Regardless, while the total number of students has declined, the number of those students who are consistently showing up to class has also slipped, compounding the declining enrollment issue. The district’s trendline for that data indicates officials expect the numbers to decline, although they have formed a task force to address the issue.  

“At a minimum that needs to level off,” Peschek said, “if we can’t reverse this trend.” He said the efforts from the district’s social workers are already starting to make a difference. 

To demonstrate its financial impact, he presented a chart that showed just a 3% districtwide attendance decline in the last three years since COVID equated to a $7 million hit in funding.  
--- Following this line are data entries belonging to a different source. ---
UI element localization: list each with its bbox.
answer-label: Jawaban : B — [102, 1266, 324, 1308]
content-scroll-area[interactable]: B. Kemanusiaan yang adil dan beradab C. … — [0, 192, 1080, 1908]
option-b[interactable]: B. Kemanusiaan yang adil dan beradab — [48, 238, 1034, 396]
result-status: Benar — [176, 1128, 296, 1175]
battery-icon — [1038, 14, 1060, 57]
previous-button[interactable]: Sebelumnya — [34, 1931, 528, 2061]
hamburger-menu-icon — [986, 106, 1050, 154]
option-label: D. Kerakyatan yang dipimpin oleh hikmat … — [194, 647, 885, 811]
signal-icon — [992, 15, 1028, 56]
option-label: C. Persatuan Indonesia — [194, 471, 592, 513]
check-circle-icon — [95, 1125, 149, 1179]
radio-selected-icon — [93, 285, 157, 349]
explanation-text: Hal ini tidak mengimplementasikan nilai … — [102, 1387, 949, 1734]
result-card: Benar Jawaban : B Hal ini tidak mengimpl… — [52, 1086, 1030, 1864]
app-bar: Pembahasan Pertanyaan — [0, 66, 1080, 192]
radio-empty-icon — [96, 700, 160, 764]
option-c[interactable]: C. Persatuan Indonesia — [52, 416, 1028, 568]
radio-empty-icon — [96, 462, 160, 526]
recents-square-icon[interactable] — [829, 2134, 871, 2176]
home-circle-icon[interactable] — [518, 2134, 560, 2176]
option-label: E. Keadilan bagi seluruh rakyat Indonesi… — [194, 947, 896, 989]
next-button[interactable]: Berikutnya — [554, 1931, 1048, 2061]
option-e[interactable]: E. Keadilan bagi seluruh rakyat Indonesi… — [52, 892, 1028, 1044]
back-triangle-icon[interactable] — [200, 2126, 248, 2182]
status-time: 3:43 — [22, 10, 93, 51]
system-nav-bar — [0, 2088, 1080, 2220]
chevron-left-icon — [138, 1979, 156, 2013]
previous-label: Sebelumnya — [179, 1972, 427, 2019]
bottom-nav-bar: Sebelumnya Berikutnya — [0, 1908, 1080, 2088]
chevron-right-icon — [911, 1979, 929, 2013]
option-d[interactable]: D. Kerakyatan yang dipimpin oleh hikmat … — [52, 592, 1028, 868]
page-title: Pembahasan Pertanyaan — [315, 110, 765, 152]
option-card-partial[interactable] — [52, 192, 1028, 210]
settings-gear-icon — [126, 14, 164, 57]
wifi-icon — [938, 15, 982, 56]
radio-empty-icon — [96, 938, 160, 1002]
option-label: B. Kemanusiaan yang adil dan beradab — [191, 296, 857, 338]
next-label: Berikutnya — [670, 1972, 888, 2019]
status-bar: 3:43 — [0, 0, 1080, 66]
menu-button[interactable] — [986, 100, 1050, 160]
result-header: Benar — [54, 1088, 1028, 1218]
Board member Cherise Moore also asked if the district needed to be as conservative with its projections, commenting on how much a difference in 800 students means when you look at $12,500 per, which is about $10 million.  

Board member Joe Messina also asked if the district went back and checked its previous estimates from Davis Demographics, which Peschek said they had not, but acknowledged as a good idea. 

The budget discussion comes amid a protracted negotiation with the district’s teachers union over demands for a salary increase and district officials’ assertion there’s no money in the budget for raises. 

In June 2022, the district approved an annual budget that projected $302.8 million in expenditures and $277 million in revenue. However by the time it budgeted for the following year in July 2023, the actuals in that year’s budget indicated the district ended up $15 million in the black, with $319,876,684 in expenditures, and $335,092,114 in revenue. In July, it approved a plan that anticipates $304.8 million in revenue versus $322.8 million in expenditures.   

Districts that don’t estimate conservatively, Peschek said, “find themselves in trouble real quick.” 

At the beginning of the meeting, John Minkus, president of the Hart District Teachers Association, called the district’s last three offers of a 0% wage hike with a 4% off-schedule one-time payment “insulting.”  

He noted the district once again had one of its educators earn the elite state Teacher of the Year award, Casey Cuny of Valencia High, who is the second person in about three years to earn the honor, after Saugus High’s Jim Klipfel.